18 June, 2010


Today we had morning tea with the pastor (and his wife) who married us nearly thirteen years ago. These people are special. They immigrated to Australia from Ireland a year before we were married to be pastor of our church. He was on the missions committee of our church at the time we began to apply to OMF International. They were at our farewell from that church nearly 10 years ago too. They have been through considerable suffering themselves - a near fatal accident, permanent injury, serious conflict within a church and unemployment. And now they are going themselves (in their 50s) - to teach English at a church in Japan for a year.
There were many dimensions to our conversation today - from reminiscing to practical advice to discussion about mission in general and many stories of their varied experiences.

There are many things I could write about our meeting, but one sticks in my mind. She remembered something we said on the actual eve of our departure the first time in 2000 (I only remember being very emotional and terrified). We apparently were interviewed before the whole church and were asked, "Why are you going to Japan?" The answer (I presume David gave) was "Because of the Great Commission". This stuck in her mind all these years as she's never heard anyone say that.  Apparently most people give a longer winded version of what they consider their "call". Obviously David cut to the chase that day. We still agree. The great commission is out there for every Christian - no special divine lightning bolt from heaven is necessary.

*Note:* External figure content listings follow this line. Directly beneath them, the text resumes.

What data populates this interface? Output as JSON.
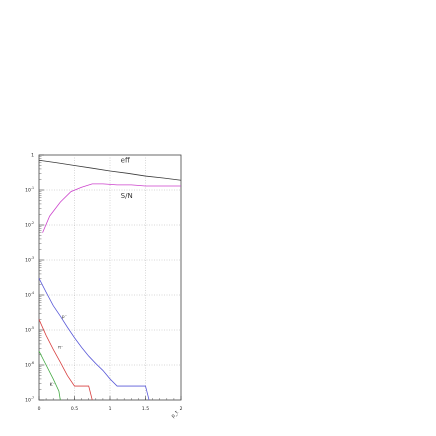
{
  "chart_data": {
    "type": "line",
    "title": "",
    "xlabel": "p_t",
    "ylabel": "",
    "xlim": [
      0,
      2
    ],
    "ylim": [
      1e-07,
      1
    ],
    "yscale": "log",
    "grid": true,
    "x_ticks": [
      "0",
      "0.5",
      "1",
      "1.5",
      "2"
    ],
    "y_ticks": [
      {
        "value": 1,
        "mantissa": "1",
        "exp": ""
      },
      {
        "value": 0.1,
        "mantissa": "10",
        "exp": "-1"
      },
      {
        "value": 0.01,
        "mantissa": "10",
        "exp": "-2"
      },
      {
        "value": 0.001,
        "mantissa": "10",
        "exp": "-3"
      },
      {
        "value": 0.0001,
        "mantissa": "10",
        "exp": "-4"
      },
      {
        "value": 1e-05,
        "mantissa": "10",
        "exp": "-5"
      },
      {
        "value": 1e-06,
        "mantissa": "10",
        "exp": "-6"
      },
      {
        "value": 1e-07,
        "mantissa": "10",
        "exp": "-7"
      }
    ],
    "series": [
      {
        "name": "eff",
        "color": "#3a3a3a",
        "x": [
          0.0,
          0.25,
          0.5,
          0.75,
          1.0,
          1.25,
          1.5,
          1.75,
          2.0
        ],
        "y": [
          0.71,
          0.6,
          0.5,
          0.42,
          0.35,
          0.3,
          0.25,
          0.22,
          0.19
        ],
        "label_pos": [
          1.15,
          0.62
        ]
      },
      {
        "name": "S/N",
        "color": "#cc44cc",
        "x": [
          0.05,
          0.15,
          0.3,
          0.45,
          0.6,
          0.75,
          0.9,
          1.1,
          1.3,
          1.5,
          1.7,
          2.0
        ],
        "y": [
          0.006,
          0.018,
          0.045,
          0.09,
          0.12,
          0.15,
          0.15,
          0.14,
          0.14,
          0.13,
          0.13,
          0.13
        ],
        "label_pos": [
          1.15,
          0.06
        ]
      },
      {
        "name": "p⁻",
        "color": "#5a5ad8",
        "x": [
          0.0,
          0.1,
          0.2,
          0.3,
          0.4,
          0.5,
          0.6,
          0.7,
          0.8,
          0.9,
          1.0,
          1.1,
          1.2,
          1.3,
          1.4,
          1.5,
          1.55
        ],
        "y": [
          0.0003,
          0.00012,
          5e-05,
          2.5e-05,
          1.2e-05,
          6e-06,
          3.2e-06,
          1.8e-06,
          1.1e-06,
          7e-07,
          4e-07,
          2.5e-07,
          2.5e-07,
          2.5e-07,
          2.5e-07,
          2.5e-07,
          1e-07
        ],
        "label_pos": [
          0.32,
          2.2e-05
        ]
      },
      {
        "name": "π⁻",
        "color": "#d84040",
        "x": [
          0.0,
          0.1,
          0.2,
          0.3,
          0.4,
          0.5,
          0.6,
          0.7,
          0.75
        ],
        "y": [
          2e-05,
          7e-06,
          2.8e-06,
          1.2e-06,
          5e-07,
          2.5e-07,
          2.5e-07,
          2.5e-07,
          1e-07
        ],
        "label_pos": [
          0.27,
          3e-06
        ]
      },
      {
        "name": "K⁻",
        "color": "#44aa44",
        "x": [
          0.0,
          0.1,
          0.2,
          0.28,
          0.3
        ],
        "y": [
          2.5e-06,
          1e-06,
          4e-07,
          1.8e-07,
          1e-07
        ],
        "label_pos": [
          0.15,
          2.5e-07
        ]
      }
    ]
  }
}
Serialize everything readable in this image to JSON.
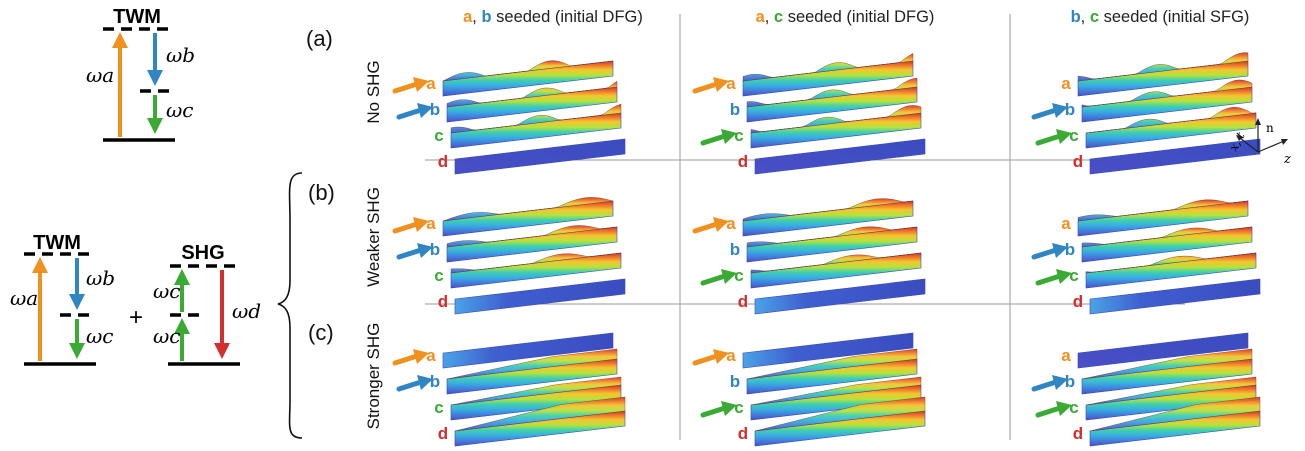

One of the things that is part of our role as missionaries, especially on home assignment, is "mobilisation". Similar to the business term "recruitment". It is a rather nebulous part of our role. And, as it turns out, we do mobilisation just by being us and answering the questions. Another person told me last year that just us doing what we do is challenging to those around us. Amazing how God uses us without us even knowing!

P.S. The photo, by the way, is of some of our friends at church our last day in Australia in 2000.


Melissa said...

Wow. That photo is a blast from the past. That same group of adults would be out numbered by their children now. would

Wendy said...

Yep, I think 26 kids, if I count correctly.

Helen said...

Oh. my. goodness! I agree with Mel. I can see Josh Munns has got designs on being elsewhere!